Today, Fantasy Literature welcomes Theodora Goss, who stopped by Fantasy Literature to talk about her research and writing process for The Strange Case of the Alchemist’s Daughter, a late-Victorian-era murder mystery starring some familiar faces from classic works of fiction — and which posed all sorts of interesting problems regarding the accurate portrayal of both men and women of that time period.

And we’ve got one copy of The Strange Case of the Alchemist’s Daughter to give away to a lucky commenter!

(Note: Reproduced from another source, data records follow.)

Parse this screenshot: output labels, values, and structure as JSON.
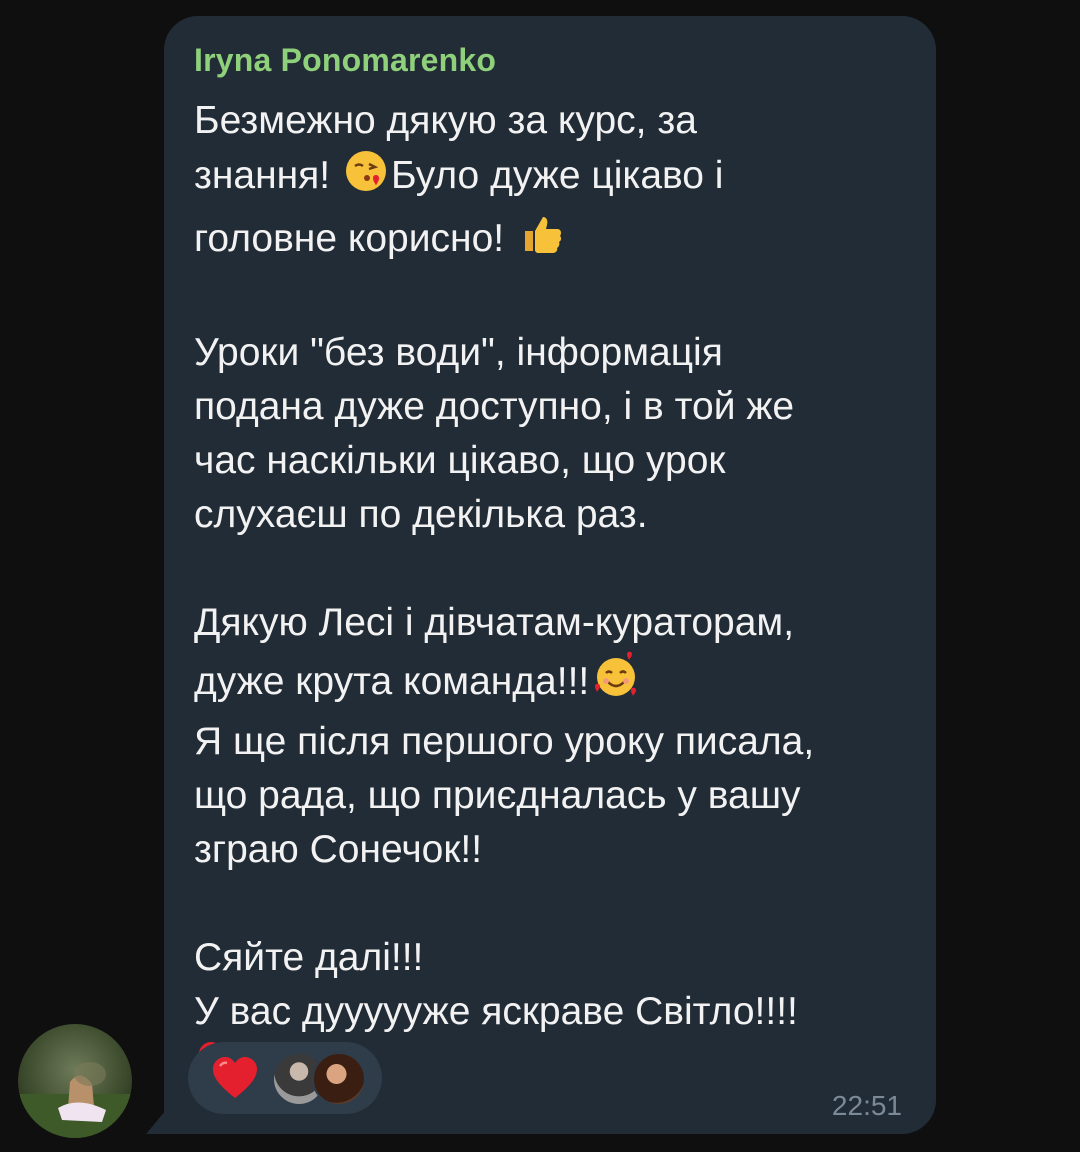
{
  "message": {
    "sender": "Iryna Ponomarenko",
    "lines": [
      "Безмежно дякую за курс, за",
      "знання! ",
      "Було дуже цікаво і",
      "головне корисно! ",
      "",
      "Уроки \"без води\",  інформація",
      "подана дуже доступно, і в той же",
      "час наскільки цікаво, що урок",
      "слухаєш по декілька раз.",
      "",
      "Дякую Лесі і дівчатам-кураторам,",
      "дуже крута команда!!!",
      "Я ще після першого уроку писала,",
      "що рада, що приєдналась у вашу",
      "зграю Сонечок!!",
      "",
      "Сяйте далі!!!",
      "У вас дуууууже яскраве Світло!!!!"
    ],
    "emojis": {
      "kiss": "face-blowing-kiss-emoji",
      "thumbs": "thumbs-up-emoji",
      "hearts": "smiling-face-with-hearts-emoji",
      "heart": "red-heart-emoji"
    },
    "time": "22:51"
  },
  "reactions": {
    "emoji": "red-heart-icon",
    "reactors": [
      "reactor-avatar-1",
      "reactor-avatar-2"
    ]
  },
  "colors": {
    "background": "#0f0f0f",
    "bubble": "#222c36",
    "sender": "#8fd07a",
    "text": "#f2f2f2",
    "time": "#7c8a97",
    "reaction_pill": "#2f3c49",
    "heart": "#e5202e"
  }
}
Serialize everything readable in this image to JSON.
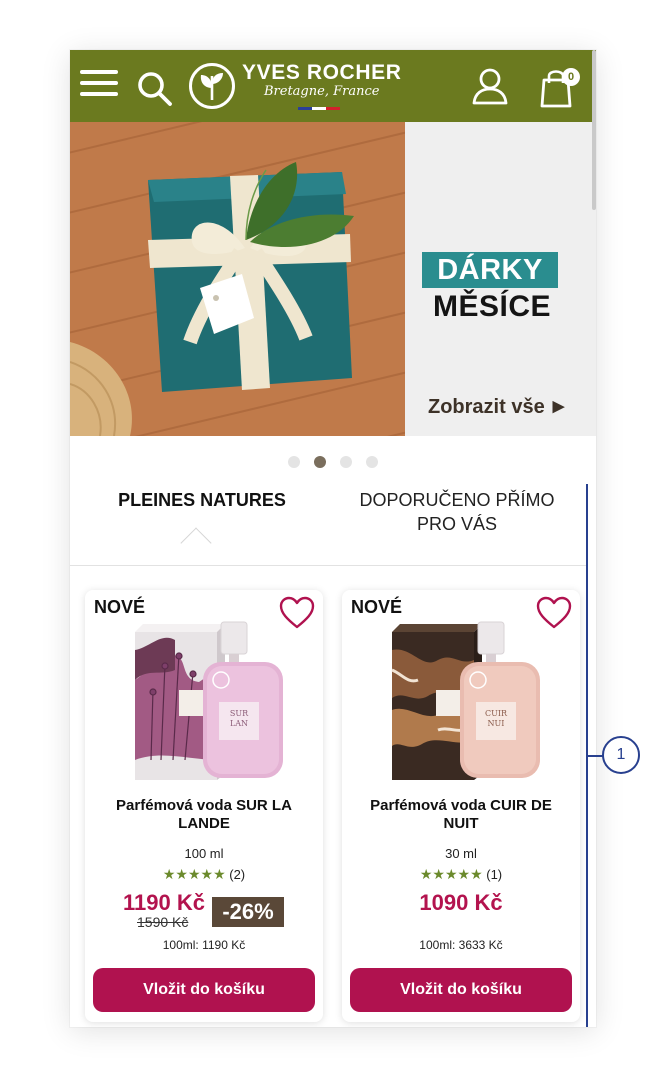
{
  "header": {
    "brand_name": "YVES ROCHER",
    "brand_sub": "Bretagne, France",
    "cart_count": "0",
    "color": "#6b7a1f",
    "icons": [
      "menu-icon",
      "search-icon",
      "logo-leaf-icon",
      "account-icon",
      "shopping-bag-icon"
    ]
  },
  "banner": {
    "tag": "DÁRKY",
    "title": "MĚSÍCE",
    "cta": "Zobrazit vše",
    "cta_arrow": "▶",
    "slides_total": 4,
    "active_slide": 2
  },
  "tabs": [
    {
      "label": "PLEINES NATURES",
      "active": true
    },
    {
      "label": "DOPORUČENO PŘÍMO PRO VÁS",
      "active": false
    }
  ],
  "products": [
    {
      "badge": "NOVÉ",
      "name": "Parfémová voda SUR LA LANDE",
      "volume": "100 ml",
      "stars": "★★★★★",
      "rating_value": 5,
      "review_count": "(2)",
      "price": "1190 Kč",
      "old_price": "1590 Kč",
      "discount": "-26%",
      "unit_price": "100ml: 1190 Kč",
      "button": "Vložit do košíku"
    },
    {
      "badge": "NOVÉ",
      "name": "Parfémová voda CUIR DE NUIT",
      "volume": "30 ml",
      "stars": "★★★★★",
      "rating_value": 5,
      "review_count": "(1)",
      "price": "1090 Kč",
      "unit_price": "100ml: 3633 Kč",
      "button": "Vložit do košíku"
    }
  ],
  "annotation": {
    "label": "1"
  },
  "colors": {
    "accent": "#b0124f",
    "teal": "#2a8d8f",
    "discount_bg": "#5a4838",
    "annotation": "#28408f"
  }
}
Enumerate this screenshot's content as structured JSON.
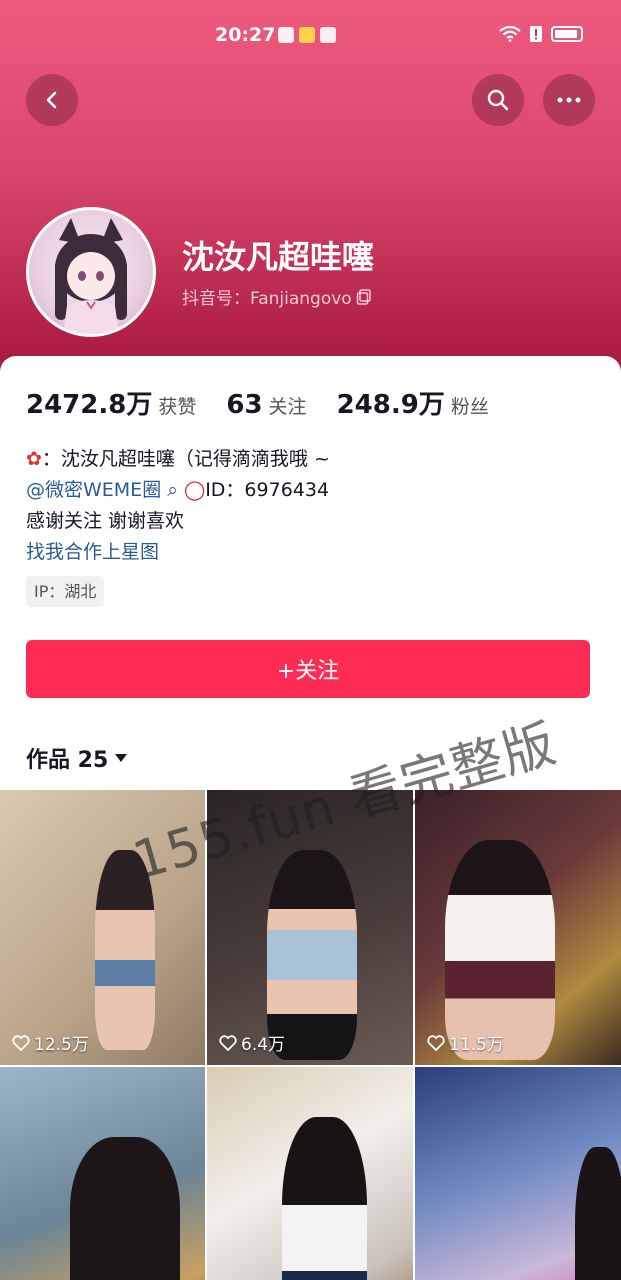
{
  "status_bar": {
    "time": "20:27"
  },
  "nav": {
    "back_icon": "chevron-left-icon",
    "search_icon": "search-icon",
    "more_icon": "more-horizontal-icon"
  },
  "profile": {
    "name": "沈汝凡超哇噻",
    "account_label": "抖音号：Fanjiangovo"
  },
  "stats": [
    {
      "value": "2472.8万",
      "label": "获赞"
    },
    {
      "value": "63",
      "label": "关注"
    },
    {
      "value": "248.9万",
      "label": "粉丝"
    }
  ],
  "bio": {
    "line1": "：沈汝凡超哇噻（记得滴滴我哦 ~",
    "line2_link": "@微密WEME圈",
    "line2_rest": "ID：6976434",
    "line3": "感谢关注 谢谢喜欢",
    "line4_link": "找我合作上星图"
  },
  "ip_tag": "IP：湖北",
  "follow_button": "+关注",
  "works_tab": "作品 25",
  "videos": [
    {
      "likes": "12.5万"
    },
    {
      "likes": "6.4万"
    },
    {
      "likes": "11.5万"
    },
    {
      "likes": ""
    },
    {
      "likes": ""
    },
    {
      "likes": ""
    }
  ],
  "watermark": "155.fun 看完整版",
  "colors": {
    "accent": "#fe2c55",
    "header_top": "#ef5b7f",
    "header_bottom": "#a5163c",
    "link": "#2a5b9c"
  }
}
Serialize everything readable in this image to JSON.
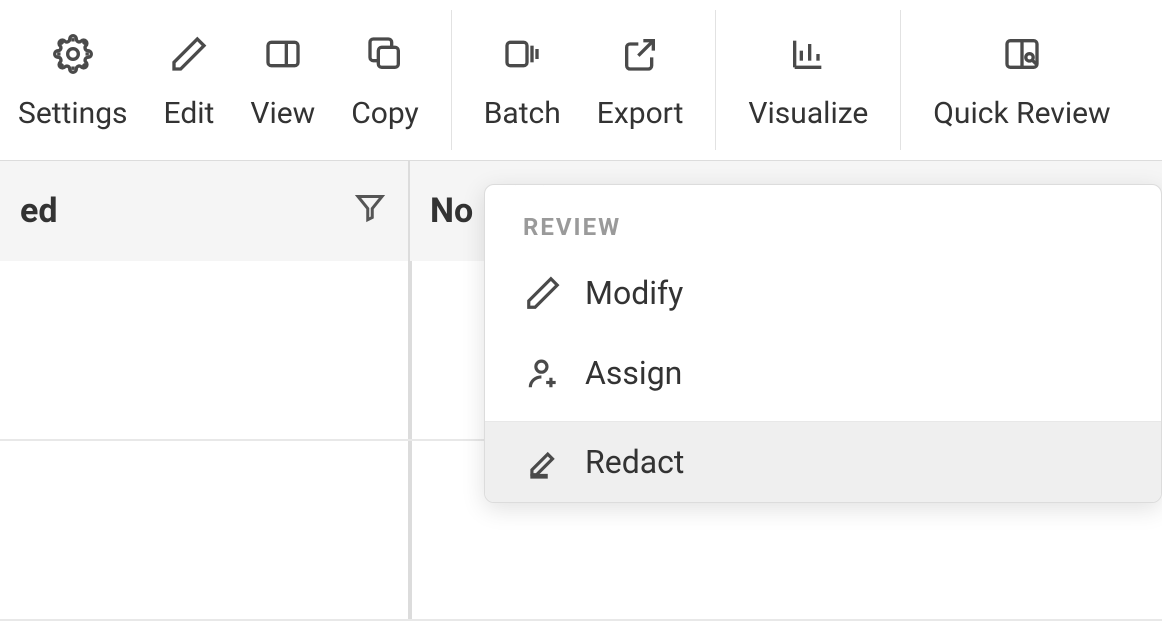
{
  "toolbar": {
    "items": [
      {
        "label": "Settings",
        "icon": "gear"
      },
      {
        "label": "Edit",
        "icon": "pencil"
      },
      {
        "label": "View",
        "icon": "panel"
      },
      {
        "label": "Copy",
        "icon": "copy"
      }
    ],
    "group2": [
      {
        "label": "Batch",
        "icon": "batch"
      },
      {
        "label": "Export",
        "icon": "export"
      }
    ],
    "group3": [
      {
        "label": "Visualize",
        "icon": "chart"
      }
    ],
    "group4": [
      {
        "label": "Quick Review",
        "icon": "quickreview"
      }
    ]
  },
  "table": {
    "col1_header": "ed",
    "col2_header": "No"
  },
  "dropdown": {
    "section_label": "REVIEW",
    "items": [
      {
        "label": "Modify",
        "icon": "pencil",
        "highlight": false
      },
      {
        "label": "Assign",
        "icon": "assign",
        "highlight": false
      },
      {
        "label": "Redact",
        "icon": "redact",
        "highlight": true
      }
    ]
  }
}
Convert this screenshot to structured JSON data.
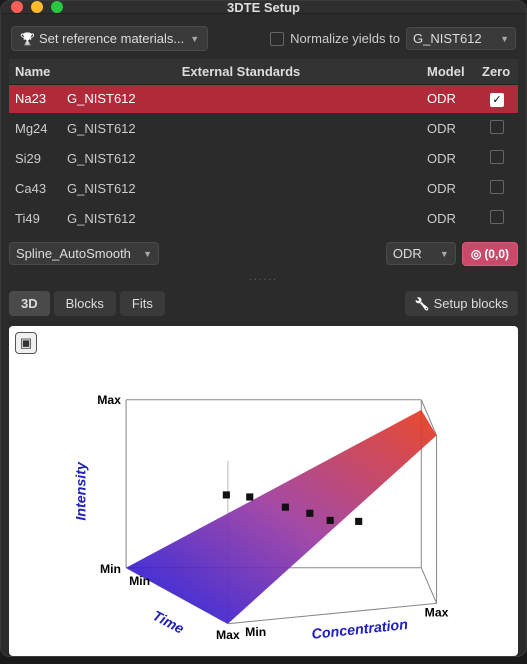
{
  "window": {
    "title": "3DTE Setup"
  },
  "toolbar": {
    "set_ref_label": "Set reference materials...",
    "normalize_label": "Normalize yields to",
    "normalize_checked": false,
    "normalize_select": "G_NIST612"
  },
  "table": {
    "headers": {
      "name": "Name",
      "ext_std": "External Standards",
      "model": "Model",
      "zero": "Zero"
    },
    "rows": [
      {
        "name": "Na23",
        "std": "G_NIST612",
        "model": "ODR",
        "zero": true,
        "selected": true
      },
      {
        "name": "Mg24",
        "std": "G_NIST612",
        "model": "ODR",
        "zero": false,
        "selected": false
      },
      {
        "name": "Si29",
        "std": "G_NIST612",
        "model": "ODR",
        "zero": false,
        "selected": false
      },
      {
        "name": "Ca43",
        "std": "G_NIST612",
        "model": "ODR",
        "zero": false,
        "selected": false
      },
      {
        "name": "Ti49",
        "std": "G_NIST612",
        "model": "ODR",
        "zero": false,
        "selected": false
      }
    ]
  },
  "second_toolbar": {
    "spline_select": "Spline_AutoSmooth",
    "model_select": "ODR",
    "zero_btn": "(0,0)"
  },
  "tabs": {
    "items": [
      {
        "id": "3d",
        "label": "3D",
        "active": true
      },
      {
        "id": "blocks",
        "label": "Blocks",
        "active": false
      },
      {
        "id": "fits",
        "label": "Fits",
        "active": false
      }
    ],
    "setup_blocks": "Setup blocks"
  },
  "plot": {
    "axes": {
      "z": {
        "label": "Intensity",
        "min": "Min",
        "max": "Max"
      },
      "x": {
        "label": "Time",
        "min": "Min",
        "max": "Max"
      },
      "y": {
        "label": "Concentration",
        "min": "Min",
        "max": "Max"
      }
    }
  },
  "chart_data": {
    "type": "3d-surface",
    "title": "",
    "axes": {
      "x": {
        "label": "Time",
        "range": [
          "Min",
          "Max"
        ]
      },
      "y": {
        "label": "Concentration",
        "range": [
          "Min",
          "Max"
        ]
      },
      "z": {
        "label": "Intensity",
        "range": [
          "Min",
          "Max"
        ]
      }
    },
    "surface": {
      "description": "Planar gradient surface where Intensity increases roughly linearly with Concentration (low=blue to high=red), approximately constant over Time",
      "color_low": "#1616e0",
      "color_high": "#e83a1a"
    },
    "scatter_points": [
      {
        "time": 0.35,
        "concentration": 0.4,
        "intensity": 0.4
      },
      {
        "time": 0.45,
        "concentration": 0.42,
        "intensity": 0.42
      },
      {
        "time": 0.55,
        "concentration": 0.46,
        "intensity": 0.46
      },
      {
        "time": 0.62,
        "concentration": 0.48,
        "intensity": 0.48
      },
      {
        "time": 0.7,
        "concentration": 0.5,
        "intensity": 0.5
      },
      {
        "time": 0.8,
        "concentration": 0.5,
        "intensity": 0.5
      }
    ],
    "note": "Point coordinates are estimated normalized positions (0=Min, 1=Max) read from the projected 3D view."
  }
}
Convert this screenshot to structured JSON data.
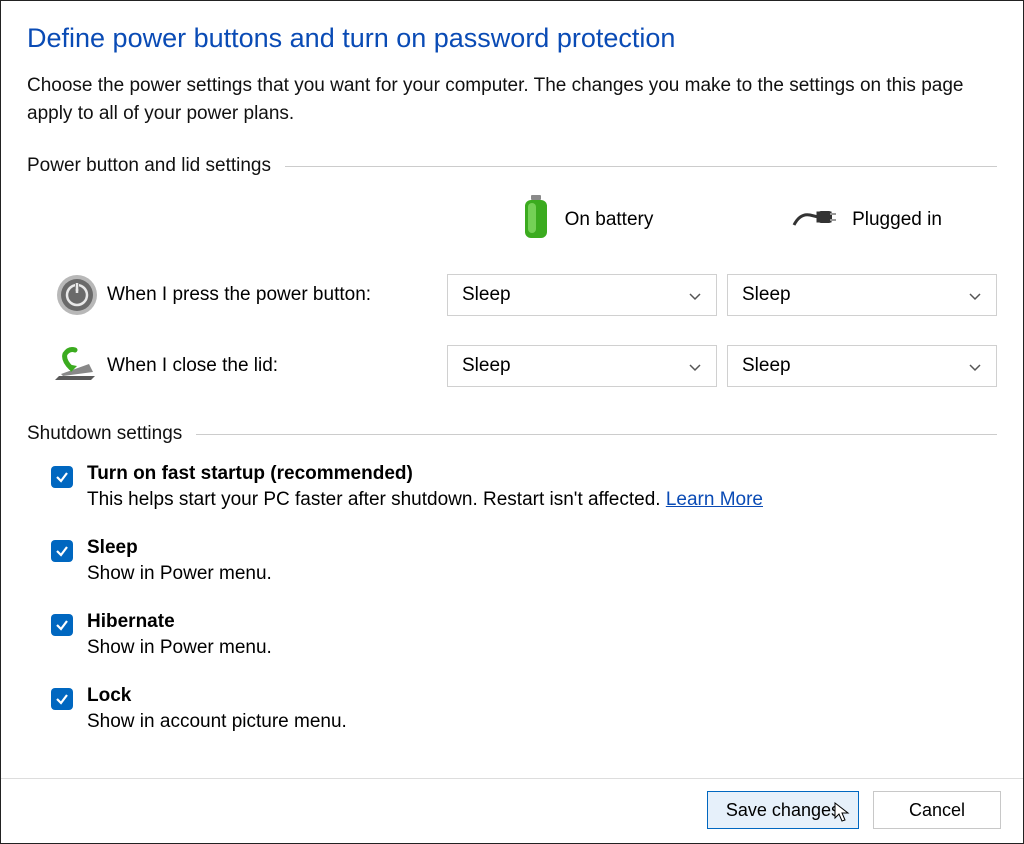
{
  "title": "Define power buttons and turn on password protection",
  "description": "Choose the power settings that you want for your computer. The changes you make to the settings on this page apply to all of your power plans.",
  "sections": {
    "power_lid": {
      "header": "Power button and lid settings",
      "cols": {
        "battery": "On battery",
        "plugged": "Plugged in"
      },
      "rows": {
        "power_button": {
          "label": "When I press the power button:",
          "battery_value": "Sleep",
          "plugged_value": "Sleep"
        },
        "close_lid": {
          "label": "When I close the lid:",
          "battery_value": "Sleep",
          "plugged_value": "Sleep"
        }
      }
    },
    "shutdown": {
      "header": "Shutdown settings",
      "items": {
        "fast_startup": {
          "title": "Turn on fast startup (recommended)",
          "sub": "This helps start your PC faster after shutdown. Restart isn't affected. ",
          "link": "Learn More",
          "checked": true
        },
        "sleep": {
          "title": "Sleep",
          "sub": "Show in Power menu.",
          "checked": true
        },
        "hibernate": {
          "title": "Hibernate",
          "sub": "Show in Power menu.",
          "checked": true
        },
        "lock": {
          "title": "Lock",
          "sub": "Show in account picture menu.",
          "checked": true
        }
      }
    }
  },
  "footer": {
    "save": "Save changes",
    "cancel": "Cancel"
  }
}
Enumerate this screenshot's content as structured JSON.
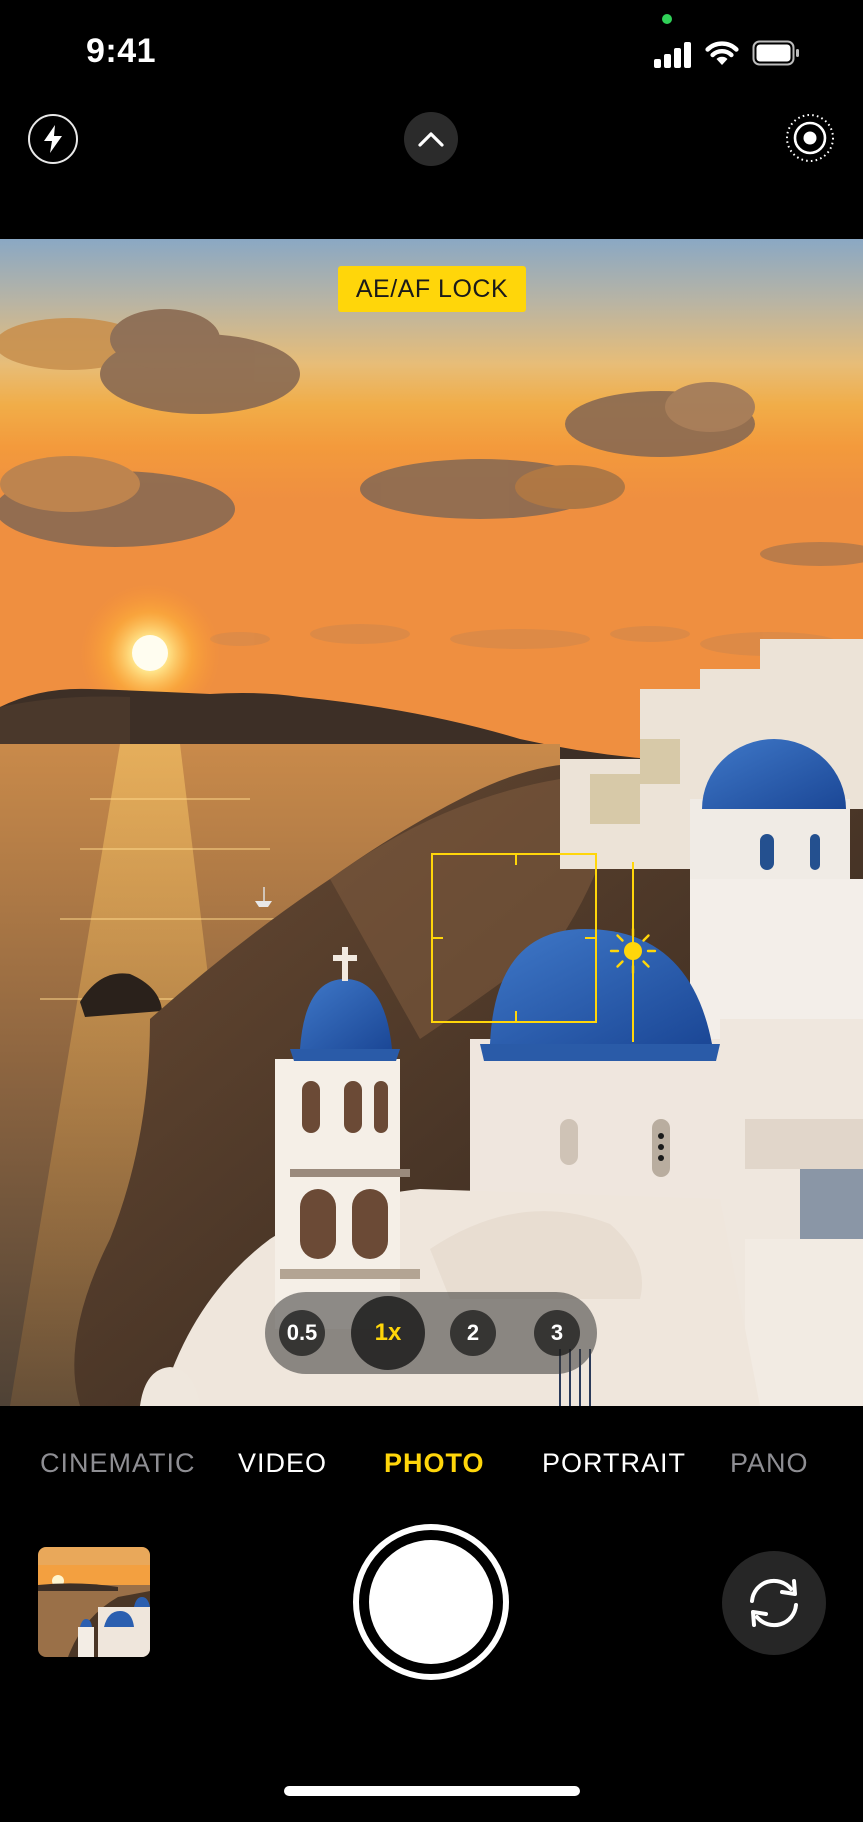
{
  "status_bar": {
    "time": "9:41",
    "mic_indicator_color": "#30d158"
  },
  "top_controls": {
    "flash_icon": "bolt-icon",
    "expand_icon": "chevron-up-icon",
    "live_photo_icon": "live-photo-icon"
  },
  "viewfinder": {
    "lock_badge": "AE/AF LOCK",
    "accent_color": "#ffd60a"
  },
  "zoom": {
    "options": [
      "0.5",
      "1x",
      "2",
      "3"
    ],
    "selected": "1x"
  },
  "modes": {
    "items": [
      "CINEMATIC",
      "VIDEO",
      "PHOTO",
      "PORTRAIT",
      "PANO"
    ],
    "selected": "PHOTO"
  },
  "bottom_controls": {
    "shutter_icon": "shutter-button",
    "flip_icon": "camera-flip-icon"
  }
}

When I was in law school, to get through classes that felt as though they were systematically destroying my soul, I sewed a dress based on a pattern from the 1830s, cartridge pleats and all. It was surprisingly comfortable: the sleeves, in particular, were set into the bodice in such a way that I could raise and lower my arms easily. It was as easy to move in as my modern clothes, although it did change the way I moved: I stood up straighter and walked with more hip movement, to set the very full skirt swishing. It was an ordinary dress that a governess might have worn, but I was so proud of the work that went into it! As I suppose that governess would have been, making it in the 1830s from the same pattern.

Making and wearing this dress taught me some important lessons about the mistakes we make when we think about women from past eras, when their social roles may have differed from ours. The most important of these mistakes is assuming that they were somehow fundamentally different from us, that they did not have similar aspirations, beliefs, and conflicts. When I put on that dress, I put it on my own modern body, which was unlike an early nineteenth-century body in important ways. As a child, I had received vaccinations that would protect me from disease, eaten adequate amounts of vitamins and protein, and lived in an environment kept clean with soap, detergents, and antibiotics. I had always exercised and never worn a corset. I was larger and healthier than my hypothetical governess from the 1830s. But we were also fundamentally the same: female bodies shaped by genes and hormones, subject to disease and time. When we think about women from previous eras, it’s important to remember our commonality so we don’t fall into the trap of believing social stereotypes.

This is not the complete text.